Отрывок, характеризующий Битва при Каннах

Пьер, опустив глаза, пил из своего бокала, не глядя на Долохова и не отвечая ему. Лакей, раздававший кантату Кутузова, положил листок Пьеру, как более почетному гостю. Он хотел взять его, но Долохов перегнулся, выхватил листок из его руки и стал читать. Пьер взглянул на Долохова, зрачки его опустились: что то страшное и безобразное, мутившее его во всё время обеда, поднялось и овладело им. Он нагнулся всем тучным телом через стол: – Не смейте брать! – крикнул он.
Услыхав этот крик и увидав, к кому он относился, Несвицкий и сосед с правой стороны испуганно и поспешно обратились к Безухову.
– Полноте, полно, что вы? – шептали испуганные голоса. Долохов посмотрел на Пьера светлыми, веселыми, жестокими глазами, с той же улыбкой, как будто он говорил: «А вот это я люблю». – Не дам, – проговорил он отчетливо.

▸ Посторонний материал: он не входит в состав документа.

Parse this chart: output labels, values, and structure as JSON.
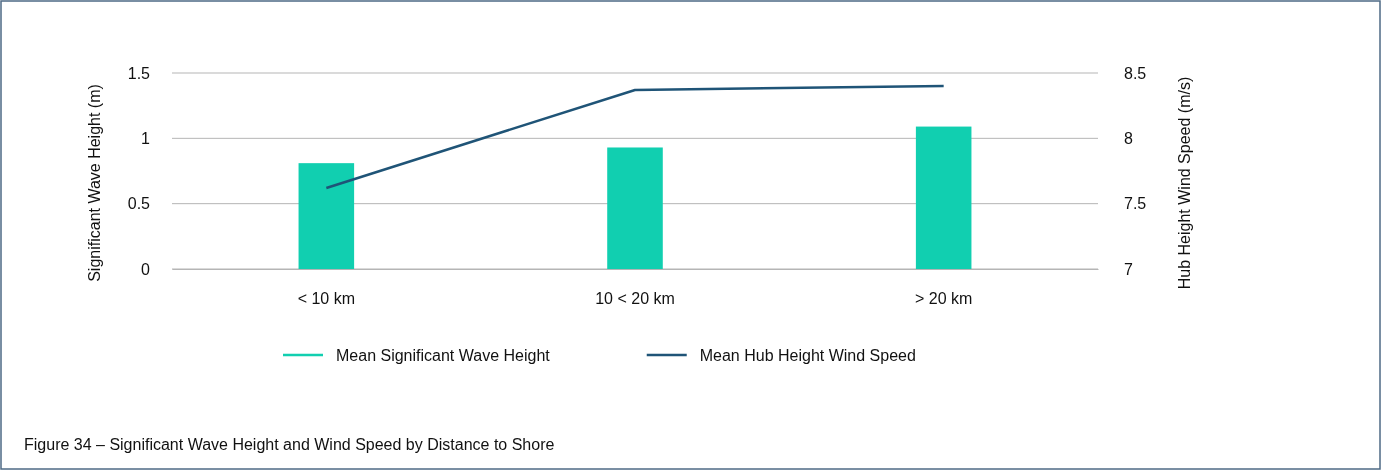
{
  "chart_data": {
    "type": "bar",
    "categories": [
      "< 10 km",
      "10 < 20 km",
      "> 20 km"
    ],
    "series": [
      {
        "name": "Mean Significant Wave Height",
        "color": "#11cfb0",
        "values": [
          0.81,
          0.93,
          1.09
        ]
      },
      {
        "name": "Mean Hub Height Wind Speed",
        "type": "line",
        "axis": "y2",
        "color": "#1f5477",
        "values": [
          7.62,
          8.37,
          8.4
        ]
      }
    ],
    "ylabel": "Significant Wave Height (m)",
    "y2label": "Hub Height Wind Speed (m/s)",
    "ylim": [
      0,
      1.5
    ],
    "yticks": [
      0,
      {
        "value": 0.5,
        "label": "0.5"
      },
      1,
      {
        "value": 1.5,
        "label": "1.5"
      }
    ],
    "y2lim": [
      7,
      8.5
    ],
    "y2ticks": [
      7,
      {
        "value": 7.5,
        "label": "7.5"
      },
      8,
      {
        "value": 8.5,
        "label": "8.5"
      }
    ],
    "grid": "y",
    "legend": "bottom",
    "marker": "none",
    "annotations": [
      "Figure 34 – Significant Wave Height and Wind Speed by Distance to Shore"
    ]
  }
}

Бледный, с трясущейся губой, Пьер рванул лист. – Вы… вы… негодяй!.. я вас вызываю, – проговорил он, и двинув стул, встал из за стола. В ту самую секунду, как Пьер сделал это и произнес эти слова, он почувствовал, что вопрос о виновности его жены, мучивший его эти последние сутки, был окончательно и несомненно решен утвердительно. Он ненавидел ее и навсегда был разорван с нею. Несмотря на просьбы Денисова, чтобы Ростов не вмешивался в это дело, Ростов согласился быть секундантом Долохова, и после стола переговорил с Несвицким, секундантом Безухова, об условиях дуэли. Пьер уехал домой, а Ростов с Долоховым и Денисовым до позднего вечера просидели в клубе, слушая цыган и песенников.
– Так до завтра, в Сокольниках, – сказал Долохов, прощаясь с Ростовым на крыльце клуба.

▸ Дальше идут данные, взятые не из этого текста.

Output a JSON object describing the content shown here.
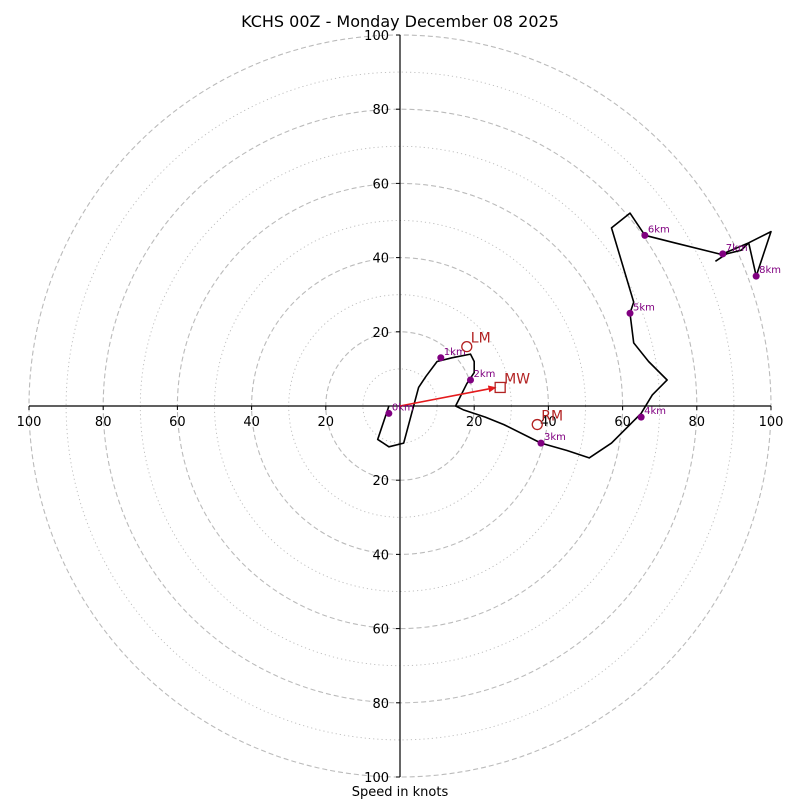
{
  "chart_data": {
    "type": "line",
    "title": "KCHS 00Z - Monday December 08 2025",
    "xlabel": "Speed in knots",
    "ylabel": "",
    "xlim": [
      -100,
      100
    ],
    "ylim": [
      -100,
      100
    ],
    "rings": {
      "major": [
        20,
        40,
        60,
        80,
        100
      ],
      "minor": [
        10,
        30,
        50,
        70,
        90
      ]
    },
    "x_ticks": [
      {
        "value": -100,
        "label": "100"
      },
      {
        "value": -80,
        "label": "80"
      },
      {
        "value": -60,
        "label": "60"
      },
      {
        "value": -40,
        "label": "40"
      },
      {
        "value": -20,
        "label": "20"
      },
      {
        "value": 20,
        "label": "20"
      },
      {
        "value": 40,
        "label": "40"
      },
      {
        "value": 60,
        "label": "60"
      },
      {
        "value": 80,
        "label": "80"
      },
      {
        "value": 100,
        "label": "100"
      }
    ],
    "y_ticks": [
      {
        "value": 100,
        "label": "100"
      },
      {
        "value": 80,
        "label": "80"
      },
      {
        "value": 60,
        "label": "60"
      },
      {
        "value": 40,
        "label": "40"
      },
      {
        "value": 20,
        "label": "20"
      },
      {
        "value": -20,
        "label": "20"
      },
      {
        "value": -40,
        "label": "40"
      },
      {
        "value": -60,
        "label": "60"
      },
      {
        "value": -80,
        "label": "80"
      },
      {
        "value": -100,
        "label": "100"
      }
    ],
    "hodograph": {
      "color": "#000000",
      "u": [
        -3,
        -6,
        -3,
        1,
        5,
        7,
        10,
        14,
        19,
        20,
        20,
        18,
        15,
        17,
        23,
        28,
        38,
        45,
        51,
        57,
        62,
        65,
        68,
        72,
        67,
        63,
        62,
        63,
        60,
        57,
        62,
        66,
        74,
        86,
        87,
        94,
        96,
        100,
        94,
        92,
        88,
        85
      ],
      "v": [
        0,
        -9,
        -11,
        -10,
        5,
        8,
        12,
        13,
        14,
        12,
        9,
        6,
        0,
        -1,
        -3,
        -5,
        -10,
        -12,
        -14,
        -10,
        -5,
        -2,
        3,
        7,
        12,
        17,
        25,
        28,
        38,
        48,
        52,
        46,
        44,
        41,
        41,
        44,
        35,
        47,
        44,
        42,
        41,
        39
      ]
    },
    "height_markers": [
      {
        "label": "0km",
        "u": -3,
        "v": -2
      },
      {
        "label": "1km",
        "u": 11,
        "v": 13
      },
      {
        "label": "2km",
        "u": 19,
        "v": 7
      },
      {
        "label": "3km",
        "u": 38,
        "v": -10
      },
      {
        "label": "4km",
        "u": 65,
        "v": -3
      },
      {
        "label": "5km",
        "u": 62,
        "v": 25
      },
      {
        "label": "6km",
        "u": 66,
        "v": 46
      },
      {
        "label": "7km",
        "u": 87,
        "v": 41
      },
      {
        "label": "8km",
        "u": 96,
        "v": 35
      }
    ],
    "motions": [
      {
        "label": "LM",
        "u": 18,
        "v": 16,
        "marker": "circle"
      },
      {
        "label": "RM",
        "u": 37,
        "v": -5,
        "marker": "circle"
      },
      {
        "label": "MW",
        "u": 27,
        "v": 5,
        "marker": "square"
      }
    ],
    "shear_vector": {
      "from": [
        0,
        0
      ],
      "to": [
        26,
        5
      ],
      "color": "#e41a1c"
    },
    "colors": {
      "ring": "#bbbbbb",
      "axis": "#000000",
      "hodograph": "#000000",
      "height_marker": "#800080",
      "motion": "#b22222",
      "shear_vector": "#e41a1c"
    }
  }
}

– И ты спокоен? – спросил Ростов…
Долохов остановился. – Вот видишь ли, я тебе в двух словах открою всю тайну дуэли. Ежели ты идешь на дуэль и пишешь завещания да нежные письма родителям, ежели ты думаешь о том, что тебя могут убить, ты – дурак и наверно пропал; а ты иди с твердым намерением его убить, как можно поскорее и повернее, тогда всё исправно. Как мне говаривал наш костромской медвежатник: медведя то, говорит, как не бояться? да как увидишь его, и страх прошел, как бы только не ушел! Ну так то и я. A demain, mon cher! [До завтра, мой милый!]
На другой день, в 8 часов утра, Пьер с Несвицким приехали в Сокольницкий лес и нашли там уже Долохова, Денисова и Ростова. Пьер имел вид человека, занятого какими то соображениями, вовсе не касающимися до предстоящего дела. Осунувшееся лицо его было желто. Он видимо не спал ту ночь. Он рассеянно оглядывался вокруг себя и морщился, как будто от яркого солнца. Два соображения исключительно занимали его: виновность его жены, в которой после бессонной ночи уже не оставалось ни малейшего сомнения, и невинность Долохова, не имевшего никакой причины беречь честь чужого для него человека. «Может быть, я бы то же самое сделал бы на его месте, думал Пьер. Даже наверное я бы сделал то же самое; к чему же эта дуэль, это убийство? Или я убью его, или он попадет мне в голову, в локоть, в коленку. Уйти отсюда, бежать, зарыться куда нибудь», приходило ему в голову. Но именно в те минуты, когда ему приходили такие мысли. он с особенно спокойным и рассеянным видом, внушавшим уважение смотревшим на него, спрашивал: «Скоро ли, и готово ли?»
Когда всё было готово, сабли воткнуты в снег, означая барьер, до которого следовало сходиться, и пистолеты заряжены, Несвицкий подошел к Пьеру.
– Я бы не исполнил своей обязанности, граф, – сказал он робким голосом, – и не оправдал бы того доверия и чести, которые вы мне сделали, выбрав меня своим секундантом, ежели бы я в эту важную минуту, очень важную минуту, не сказал вам всю правду. Я полагаю, что дело это не имеет достаточно причин, и что не стоит того, чтобы за него проливать кровь… Вы были неправы, не совсем правы, вы погорячились…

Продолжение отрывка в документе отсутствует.